👁🗨 Israël en proie aux luttes intestines
Le Hezbollah conditionne toute négociation d'actions militaires avec Israël à l'arrêt de la guerre génocidaire à Gaza, excluant du débat les actions destinées à entraîner le Hezbollah en guerre.
👁🗨 Israël en proie aux luttes intestines
Par le correspondant de The Cradle au Liban, le 9 janvier 2024
Le pouvoir politique israélien est en proie à des divergences politiques et sécuritaires exacerbées par le coût meurtrier de la guerre de Gaza. Aujourd'hui, ils se disputent pour savoir s'il faut enquêter sur leur série d'échecs, avant ou après le lancement d'une nouvelle guerre contre le Liban.
Trois mois après le début de la guerre non conventionnelle la plus longue et la plus coûteuse qu'ait connue Israël, les forces armées du pays sont devenues une source indirecte importante de pression sur le gouvernement extrémiste du Premier ministre Benjamin Netanyahou.
Cette évolution intervient à un moment crucial pour Tel-Aviv, tant sur le plan politique qu'en terme de sécurité.
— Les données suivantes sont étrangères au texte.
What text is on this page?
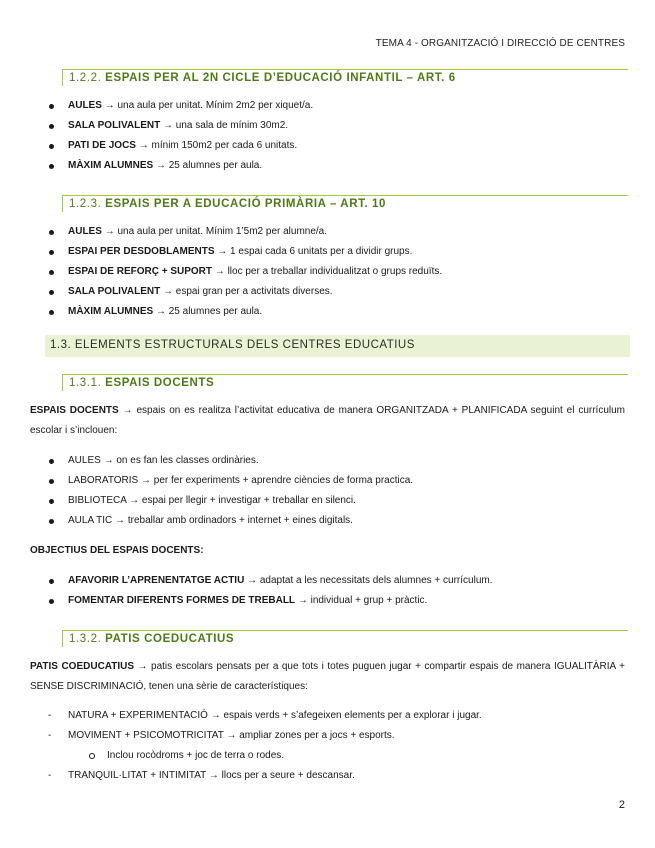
TEMA 4 - ORGANITZACIÓ I DIRECCIÓ DE CENTRES
1.2.2. ESPAIS PER AL 2N CICLE D’EDUCACIÓ INFANTIL – ART. 6
AULES → una aula per unitat. Mínim 2m2 per xiquet/a.
SALA POLIVALENT → una sala de mínim 30m2.
PATI DE JOCS → mínim 150m2 per cada 6 unitats.
MÀXIM ALUMNES → 25 alumnes per aula.
1.2.3. ESPAIS PER A EDUCACIÓ PRIMÀRIA – ART. 10
AULES → una aula per unitat. Mínim 1’5m2 per alumne/a.
ESPAI PER DESDOBLAMENTS → 1 espai cada 6 unitats per a dividir grups.
ESPAI DE REFORÇ + SUPORT → lloc per a treballar individualitzat o grups reduïts.
SALA POLIVALENT → espai gran per a activitats diverses.
MÀXIM ALUMNES → 25 alumnes per aula.
1.3. ELEMENTS ESTRUCTURALS DELS CENTRES EDUCATIUS
1.3.1. ESPAIS DOCENTS
ESPAIS DOCENTS → espais on es realitza l’activitat educativa de manera ORGANITZADA + PLANIFICADA seguint el currículum escolar i s’inclouen:
AULES → on es fan les classes ordinàries.
LABORATORIS → per fer experiments + aprendre ciències de forma practica.
BIBLIOTECA → espai per llegir + investigar + treballar en silenci.
AULA TIC → treballar amb ordinadors + internet + eines digitals.
OBJECTIUS DEL ESPAIS DOCENTS:
AFAVORIR L’APRENENTATGE ACTIU → adaptat a les necessitats dels alumnes + currículum.
FOMENTAR DIFERENTS FORMES DE TREBALL → individual + grup + pràctic.
1.3.2. PATIS COEDUCATIUS
PATIS COEDUCATIUS → patis escolars pensats per a que tots i totes puguen jugar + compartir espais de manera IGUALITÀRIA + SENSE DISCRIMINACIÓ, tenen una sèrie de característiques:
- NATURA + EXPERIMENTACIÓ → espais verds + s’afegeixen elements per a explorar i jugar.
- MOVIMENT + PSICOMOTRICITAT → ampliar zones per a jocs + esports.
Inclou rocòdroms + joc de terra o rodes.
- TRANQUIL·LITAT + INTIMITAT → llocs per a seure + descansar.
2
Dans un contexte de divergences internes persistantes sur les stratégies de l'après-guerre de Gaza et les résolutions proposées pour répondre aux demandes d'échange de prisonniers du Hamas, l'évolution négative de l'opinion publique internationale et régionale à propos de l'assaut israélien de 13 semaines sur Gaza a généré de nouvelles tensions.
Dans le même temps, l'escalade de la situation sur le front nord avec le Hezbollah a contraint l'armée israélienne à mettre en place un comité chargé d'enquêter sur les lacunes politiques, sécuritaires et militaires qui ont conduit à l'“Al-Aqsa Flood” du 7 octobre.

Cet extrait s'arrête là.